Niemand, auch nicht Kryptologen oder FBI -Agenten im Besitz von Computerprogrammen zum Knacken von Kryptogrammen, verstanden die Aussage dieser Botschaften. Danach wurden in rascher Folge die Leichen von Mandy Ito und Diane Zander gefunden. Ein Nachrichtenteam entdeckte dann Donna Estes bei einer verlassenen Jagdhütte. Sie lebte noch und wurde ins Krankenhaus gebracht, wo sie wenig später starb. Sie vermuteten, dass der Mörder sich in Verkleidung tollkühn eingeschlichen und sie von den lebenserhaltenden Apparaten getrennt hatte. Donna hatte nicht aussagen oder den Täter identifizieren können, und die Überwachungskameras im Krankenhaus hatten keine brauchbare Aufnahme vom Täter gespeichert.
Es war einfach Pech.
Sämtliche Frauen waren allein durch diese Gegend der Bitterroot Mountains gefahren, als ihre Fahrzeuge angegriffen und sie vom Tatort zu einem Unterschlupf gebracht und gesund gepflegt wurden, nur um dann, wie vor ihnen bereits Kelper und Salvadore, in einer einsamen Gegend an einen Baum gefesselt und dem grausamen Tod durch Erfrieren ausgesetzt zu werden. Die Botschaften und Schnitzereien an den Mordschauplätzen unterschieden sich lediglich durch die Anzahl der Initialen und die Plazierung des jeweiligen Sterns, doch unterm Strich blieb es das Gleiche: Fünf Frauen waren tot, und seine aktuellste Botschaft lautete nun:
M ID T DE SK N Z.
Nachdem immer die Initialen des nächsten Opfers dem schon bestehenden Text hinzugefügt wurden, spekulierten das Büro des Sheriffs und das FBI mit den verschiedensten Ideen zur Bedeutung der Buchstaben. Einige meinten, sie neu mischen zu müssen, andere waren überzeugt, dass der Mörder sie nur an der Nase herumführte und die Initialen überhaupt keine Bedeutung hätten.
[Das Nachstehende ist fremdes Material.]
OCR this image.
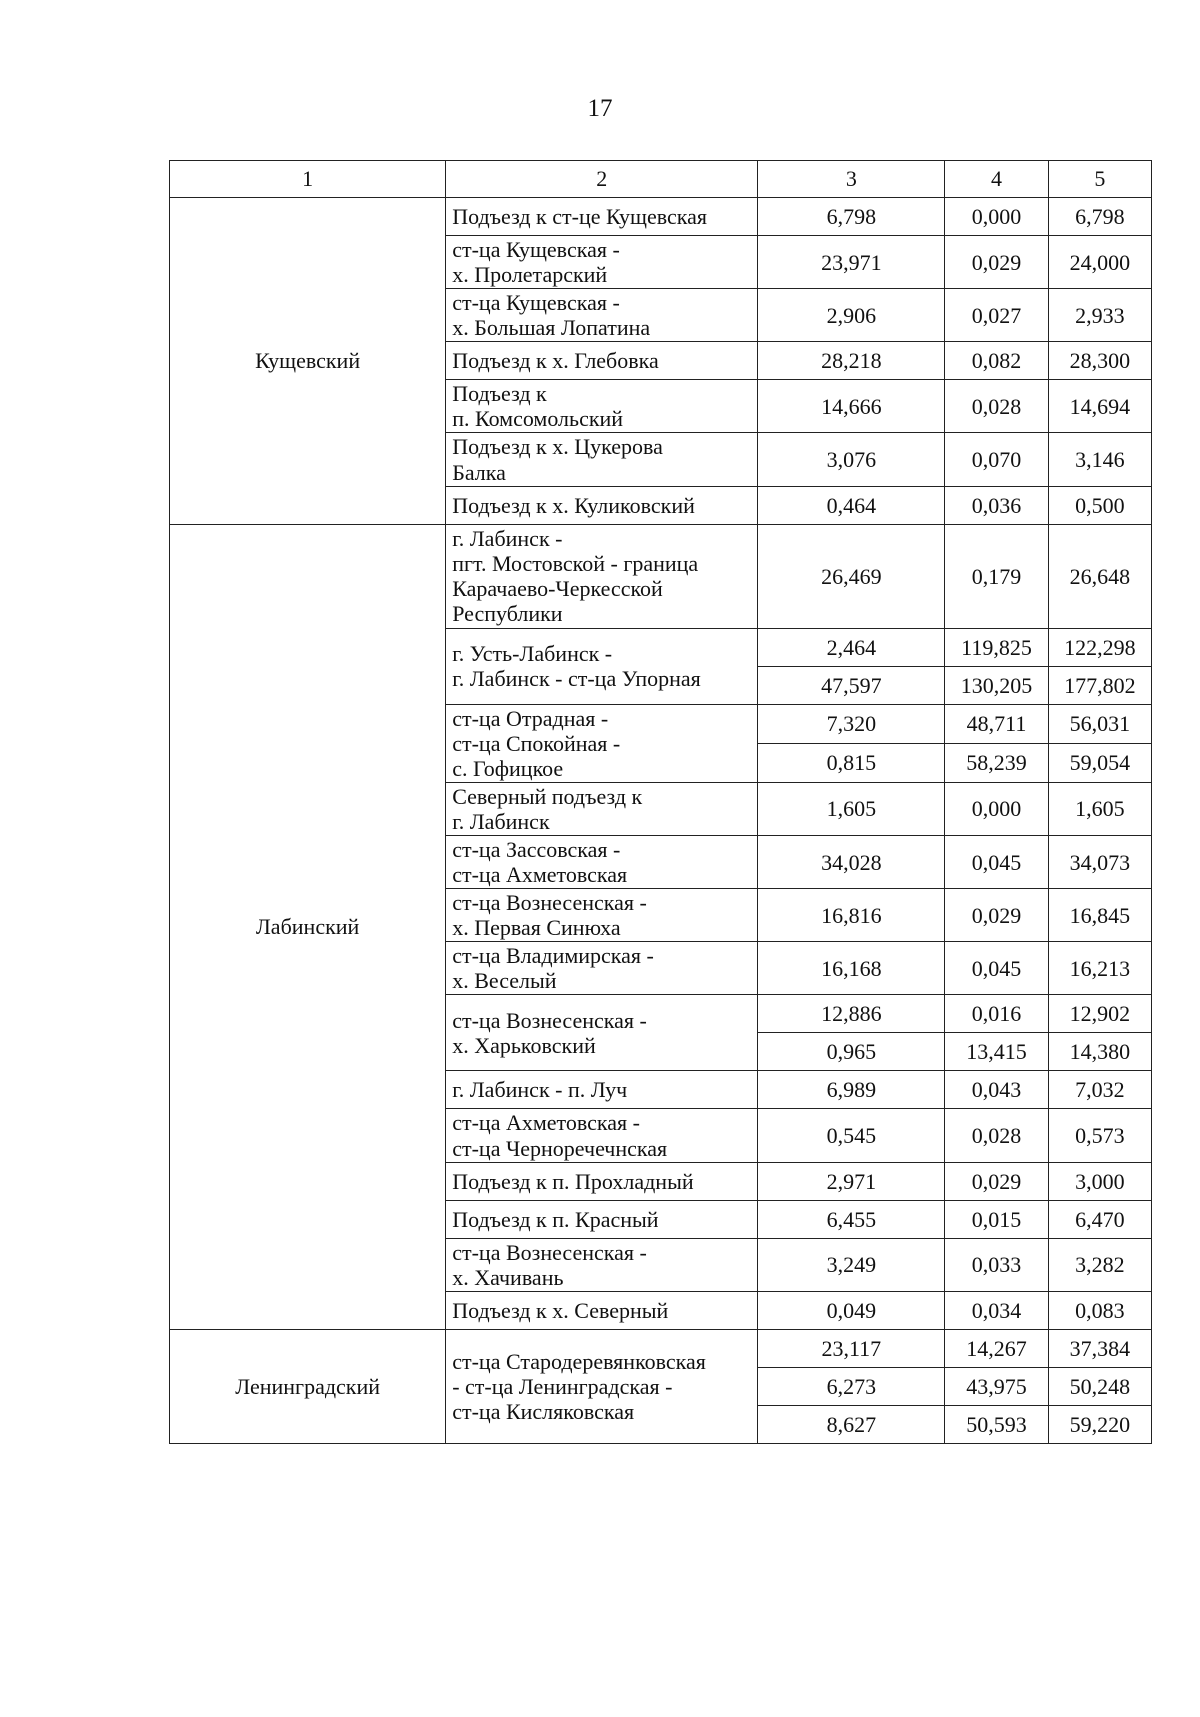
17
1	2	3	4	5
Кущевский	Подъезд к ст-це Кущевская	6,798	0,000	6,798
	ст-ца Кущевская -
х. Пролетарский	23,971	0,029	24,000
	ст-ца Кущевская -
х. Большая Лопатина	2,906	0,027	2,933
	Подъезд к х. Глебовка	28,218	0,082	28,300
	Подъезд к
п. Комсомольский	14,666	0,028	14,694
	Подъезд к х. Цукерова
Балка	3,076	0,070	3,146
	Подъезд к х. Куликовский	0,464	0,036	0,500
Лабинский	г. Лабинск -
пгт. Мостовской - граница
Карачаево-Черкесской
Республики	26,469	0,179	26,648
	г. Усть-Лабинск -
г. Лабинск - ст-ца Упорная	2,464	119,825	122,298
		47,597	130,205	177,802
	ст-ца Отрадная -
ст-ца Спокойная -
с. Гофицкое	7,320	48,711	56,031
		0,815	58,239	59,054
	Северный подъезд к
г. Лабинск	1,605	0,000	1,605
	ст-ца Зассовская -
ст-ца Ахметовская	34,028	0,045	34,073
	ст-ца Вознесенская -
х. Первая Синюха	16,816	0,029	16,845
	ст-ца Владимирская -
х. Веселый	16,168	0,045	16,213
	ст-ца Вознесенская -
х. Харьковский	12,886	0,016	12,902
		0,965	13,415	14,380
	г. Лабинск - п. Луч	6,989	0,043	7,032
	ст-ца Ахметовская -
ст-ца Черноречечнская	0,545	0,028	0,573
	Подъезд к п. Прохладный	2,971	0,029	3,000
	Подъезд к п. Красный	6,455	0,015	6,470
	ст-ца Вознесенская -
х. Хачивань	3,249	0,033	3,282
	Подъезд к х. Северный	0,049	0,034	0,083
Ленинградский	ст-ца Стародеревянковская
- ст-ца Ленинградская -
ст-ца Кисляковская	23,117	14,267	37,384
		6,273	43,975	50,248
		8,627	50,593	59,220
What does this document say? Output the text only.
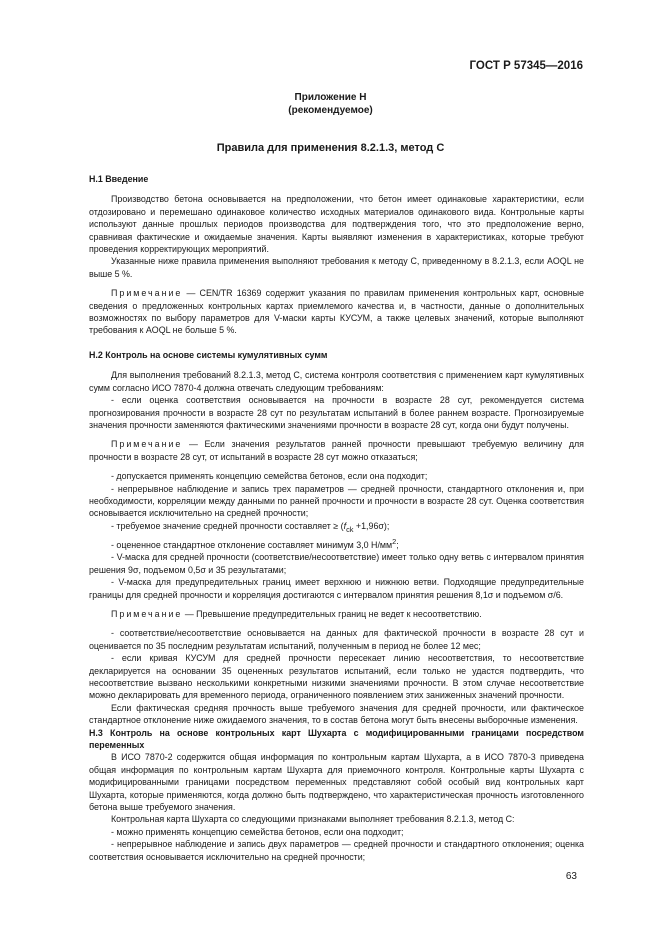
ГОСТ Р 57345—2016
Приложение Н
(рекомендуемое)
Правила для применения 8.2.1.3, метод С

Н.1 Введение

Производство бетона основывается на предположении, что бетон имеет одинаковые характеристики, если отдозировано и перемешано одинаковое количество исходных материалов одинакового вида. Контрольные карты используют данные прошлых периодов производства для подтверждения того, что это предположение верно, сравнивая фактические и ожидаемые значения. Карты выявляют изменения в характеристиках, которые требуют проведения корректирующих мероприятий.

Указанные ниже правила применения выполняют требования к методу С, приведенному в 8.2.1.3, если AOQL не выше 5 %.

Примечание — CEN/TR 16369 содержит указания по правилам применения контрольных карт, основные сведения о предложенных контрольных картах приемлемого качества и, в частности, данные о дополнительных возможностях по выбору параметров для V-маски карты КУСУМ, а также целевых значений, которые выполняют требования к AOQL не больше 5 %.

Н.2 Контроль на основе системы кумулятивных сумм

Для выполнения требований 8.2.1.3, метод С, система контроля соответствия с применением карт кумулятивных сумм согласно ИСО 7870-4 должна отвечать следующим требованиям:

- если оценка соответствия основывается на прочности в возрасте 28 сут, рекомендуется система прогнозирования прочности в возрасте 28 сут по результатам испытаний в более раннем возрасте. Прогнозируемые значения прочности заменяются фактическими значениями прочности в возрасте 28 сут, когда они будут получены.

Примечание — Если значения результатов ранней прочности превышают требуемую величину для прочности в возрасте 28 сут, от испытаний в возрасте 28 сут можно отказаться;

- допускается применять концепцию семейства бетонов, если она подходит;

- непрерывное наблюдение и запись трех параметров — средней прочности, стандартного отклонения и, при необходимости, корреляции между данными по ранней прочности и прочности в возрасте 28 сут. Оценка соответствия основывается исключительно на средней прочности;

- требуемое значение средней прочности составляет ≥ $(f_{ck} +1,96\sigma)$;

- оцененное стандартное отклонение составляет минимум 3,0 $Н/мм^2$;

- V-маска для средней прочности (соответствие/несоответствие) имеет только одну ветвь с интервалом принятия решения 9σ, подъемом 0,5σ и 35 результатами;

- V-маска для предупредительных границ имеет верхнюю и нижнюю ветви. Подходящие предупредительные границы для средней прочности и корреляция достигаются с интервалом принятия решения 8,1σ и подъемом σ/6.

Примечание — Превышение предупредительных границ не ведет к несоответствию.

- соответствие/несоответствие основывается на данных для фактической прочности в возрасте 28 сут и оценивается по 35 последним результатам испытаний, полученным в период не более 12 мес;

- если кривая КУСУМ для средней прочности пересекает линию несоответствия, то несоответствие декларируется на основании 35 оцененных результатов испытаний, если только не удастся подтвердить, что несоответствие вызвано несколькими конкретными низкими значениями прочности. В этом случае несоответствие можно декларировать для временного периода, ограниченного появлением этих заниженных значений прочности.

Если фактическая средняя прочность выше требуемого значения для средней прочности, или фактическое стандартное отклонение ниже ожидаемого значения, то в состав бетона могут быть внесены выборочные изменения.

Н.3 Контроль на основе контрольных карт Шухарта с модифицированными границами посредством переменных

В ИСО 7870-2 содержится общая информация по контрольным картам Шухарта, а в ИСО 7870-3 приведена общая информация по контрольным картам Шухарта для приемочного контроля. Контрольные карты Шухарта с модифицированными границами посредством переменных представляют собой особый вид контрольных карт Шухарта, которые применяются, когда должно быть подтверждено, что характеристическая прочность изготовленного бетона выше требуемого значения.

Контрольная карта Шухарта со следующими признаками выполняет требования 8.2.1.3, метод С:

- можно применять концепцию семейства бетонов, если она подходит;

- непрерывное наблюдение и запись двух параметров — средней прочности и стандартного отклонения; оценка соответствия основывается исключительно на средней прочности;

63
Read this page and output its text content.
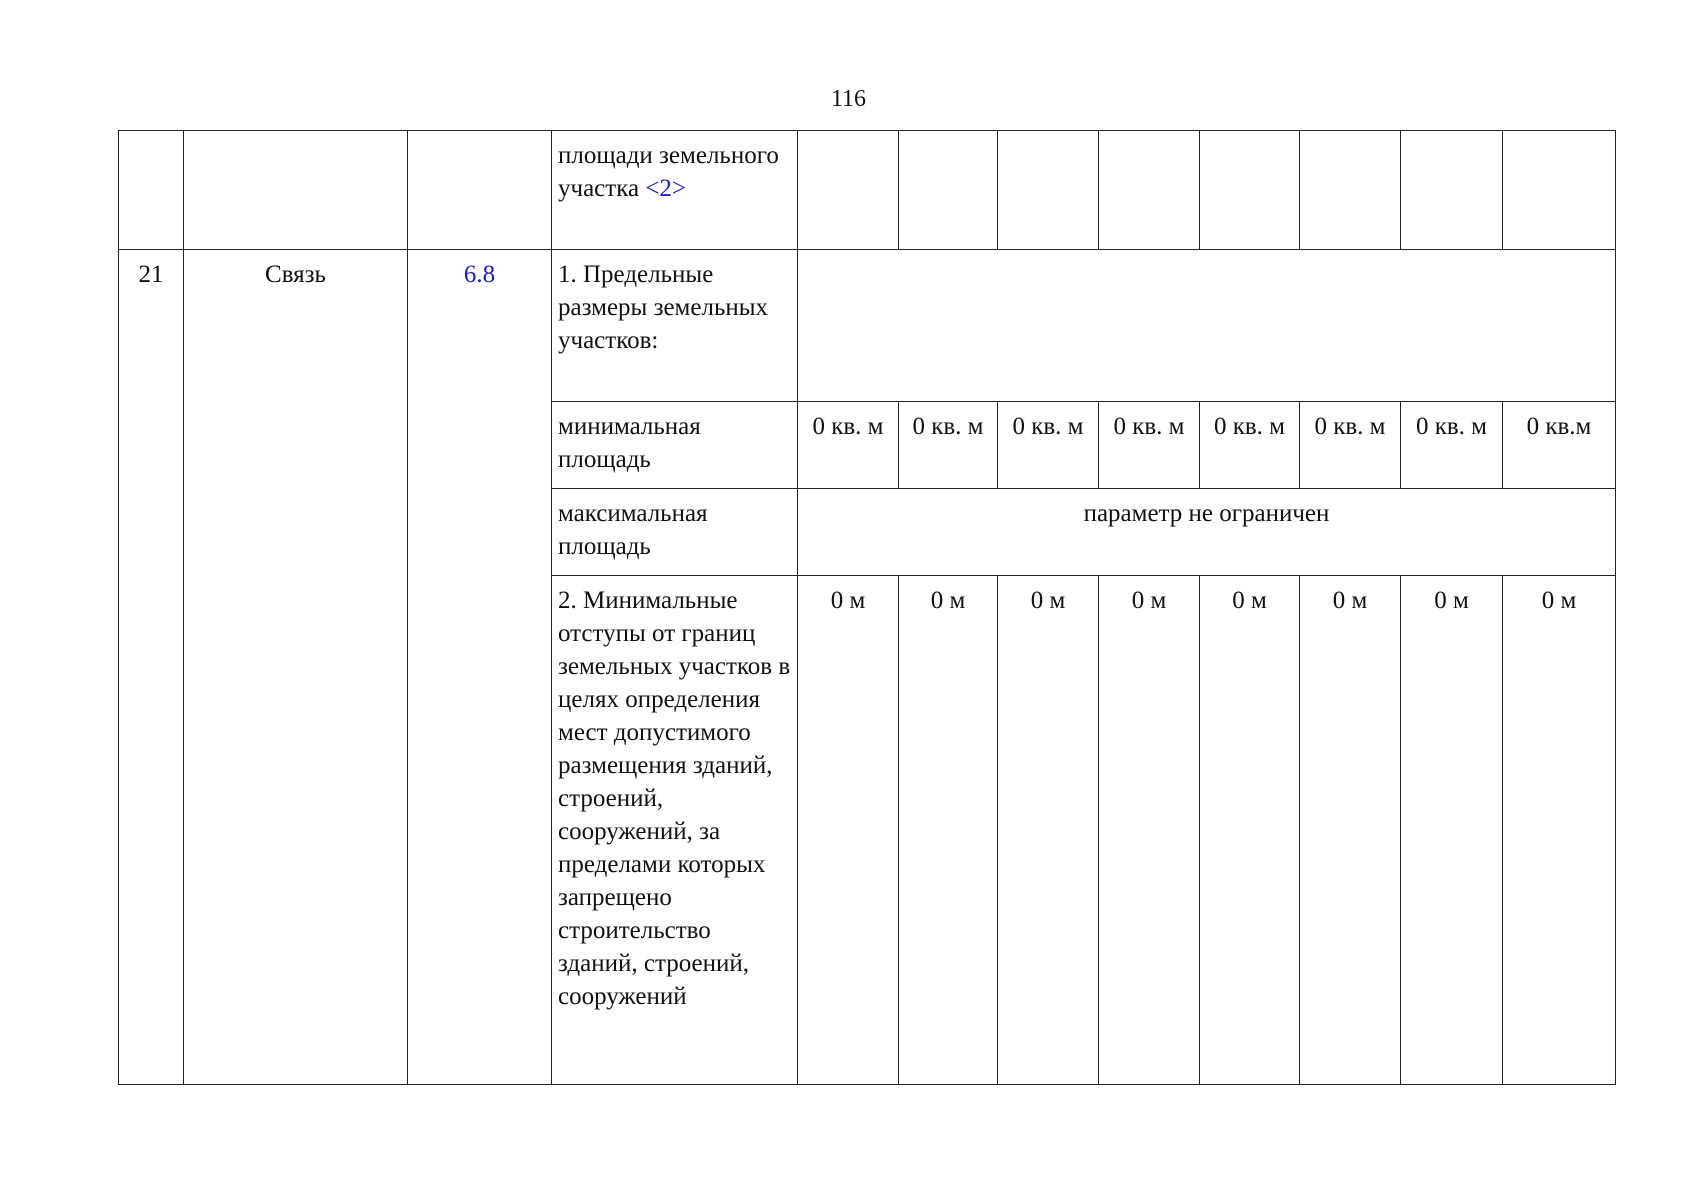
116
			площади земельного участка <2>								
21	Связь	6.8	1. Предельные размеры земельных участков:								
			минимальная площадь	0 кв. м	0 кв. м	0 кв. м	0 кв. м	0 кв. м	0 кв. м	0 кв. м	0 кв.м
			максимальная площадь	параметр не ограничен							
			2. Минимальные отступы от границ земельных участков в целях определения мест допустимого размещения зданий, строений, сооружений, за пределами которых запрещено строительство зданий, строений, сооружений	0 м	0 м	0 м	0 м	0 м	0 м	0 м	0 м
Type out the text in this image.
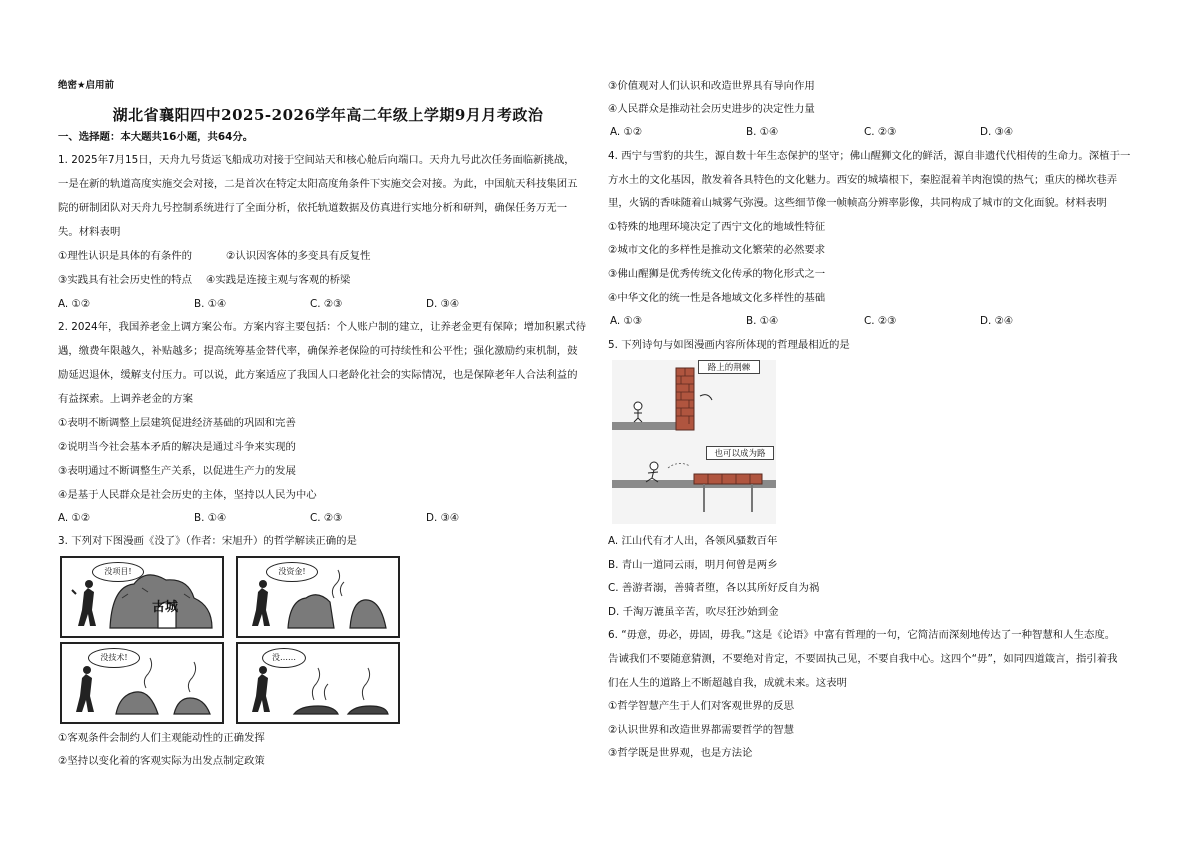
绝密★启用前
湖北省襄阳四中2025-2026学年高二年级上学期9月月考政治
一、选择题：本大题共16小题，共64分。
1. 2025年7月15日，天舟九号货运飞船成功对接于空间站天和核心舱后向端口。天舟九号此次任务面临新挑战，
一是在新的轨道高度实施交会对接，二是首次在特定太阳高度角条件下实施交会对接。为此，中国航天科技集团五
院的研制团队对天舟九号控制系统进行了全面分析，依托轨道数据及仿真进行实地分析和研判，确保任务万无一
失。材料表明
①理性认识是具体的有条件的	②认识因客体的多变具有反复性
③实践具有社会历史性的特点 ④实践是连接主观与客观的桥梁
A. ①②	B. ①④	C. ②③	D. ③④
2. 2024年，我国养老金上调方案公布。方案内容主要包括：个人账户制的建立，让养老金更有保障；增加积累式待
遇，缴费年限越久，补贴越多；提高统筹基金替代率，确保养老保险的可持续性和公平性；强化激励约束机制，鼓
励延迟退休，缓解支付压力。可以说，此方案适应了我国人口老龄化社会的实际情况，也是保障老年人合法利益的
有益探索。上调养老金的方案
①表明不断调整上层建筑促进经济基础的巩固和完善
②说明当今社会基本矛盾的解决是通过斗争来实现的
③表明通过不断调整生产关系，以促进生产力的发展
④是基于人民群众是社会历史的主体，坚持以人民为中心
A. ①②	B. ①④	C. ②③	D. ③④
3. 下列对下图漫画《没了》（作者：宋旭升）的哲学解读正确的是
没项目!
古城
没资金!
没技术!	没……
①客观条件会制约人们主观能动性的正确发挥
②坚持以变化着的客观实际为出发点制定政策
③价值观对人们认识和改造世界具有导向作用
④人民群众是推动社会历史进步的决定性力量
A. ①②	B. ①④	C. ②③	D. ③④
4. 西宁与雪豹的共生，源自数十年生态保护的坚守；佛山醒狮文化的鲜活，源自非遗代代相传的生命力。深植于一
方水土的文化基因，散发着各具特色的文化魅力。西安的城墙根下，秦腔混着羊肉泡馍的热气；重庆的梯坎巷弄
里，火锅的香味随着山城雾气弥漫。这些细节像一帧帧高分辨率影像，共同构成了城市的文化面貌。材料表明
①特殊的地理环境决定了西宁文化的地域性特征
②城市文化的多样性是推动文化繁荣的必然要求
③佛山醒狮是优秀传统文化传承的物化形式之一
④中华文化的统一性是各地域文化多样性的基础
A. ①③	B. ①④	C. ②③	D. ②④
5. 下列诗句与如图漫画内容所体现的哲理最相近的是
路上的荆棘
也可以成为路
A. 江山代有才人出，各领风骚数百年
B. 青山一道同云雨，明月何曾是两乡
C. 善游者溺，善骑者堕，各以其所好反自为祸
D. 千淘万漉虽辛苦，吹尽狂沙始到金
6. “毋意，毋必，毋固，毋我。”这是《论语》中富有哲理的一句，它简洁而深刻地传达了一种智慧和人生态度。
告诫我们不要随意猜测，不要绝对肯定，不要固执己见，不要自我中心。这四个“毋”，如同四道箴言，指引着我
们在人生的道路上不断超越自我，成就未来。这表明
①哲学智慧产生于人们对客观世界的反思
②认识世界和改造世界都需要哲学的智慧
③哲学既是世界观，也是方法论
Doch tief im Inneren wussten sie alle, dass der Mörder, eine sehr gut organisierte, intelligente Person, ihnen nicht nur etwas mitteilen, sondern sie darüber hinaus überheblich wissen lassen wollte, dass er klüger war als sie. Falls seine Botschaft einen Sinn ergeben sollte, dann suchte er sich seine Opfer offenbar sorgfältig aus, bevor er sie seinem privaten emotionalen Spießrutenlauf aussetzte, den Autounfall provozierte, sie »rettete«, gesund pflegte und dann grausam und skrupellos in der Wildnis sterben ließ.
Er hatte keine von ihnen sexuell missbraucht. Das war sehr ungewöhnlich. Er wollte seine Opfer demnach nicht körperlich beherrschen, sondern vielmehr emotional.
Soweit die Polizei es wusste, stellte er den Frauen eine Falle und hätte sie gleich vor Ort töten können, durch einen Kopfschuss oder indem er sie im Autowrack zurückließ, doch er rettete sie, um sie dann allein zu lassen, in der Gewissheit, dass sie sterben würden.
Bisher hatte er sich nicht geirrt. Allerdings war der Mörder inzwischen, sofern die Polizei in Spokane und die Presse sich nicht täuschten, angeblich enttarnt und verhaftet … und
er
hatte sich als eine
sie
erwiesen. Aber das hielt sie für ausgeschlossen.
Alvarez trank einen Schluck von ihrem lauwarmen Tee, fand ein Hustenbonbon und lutschte es, während sie ihre Notizen zum zigsten Mal durchging. Mittlerweile war sie sicherer denn je, dass Regan Pescoli in der Klemme steckte.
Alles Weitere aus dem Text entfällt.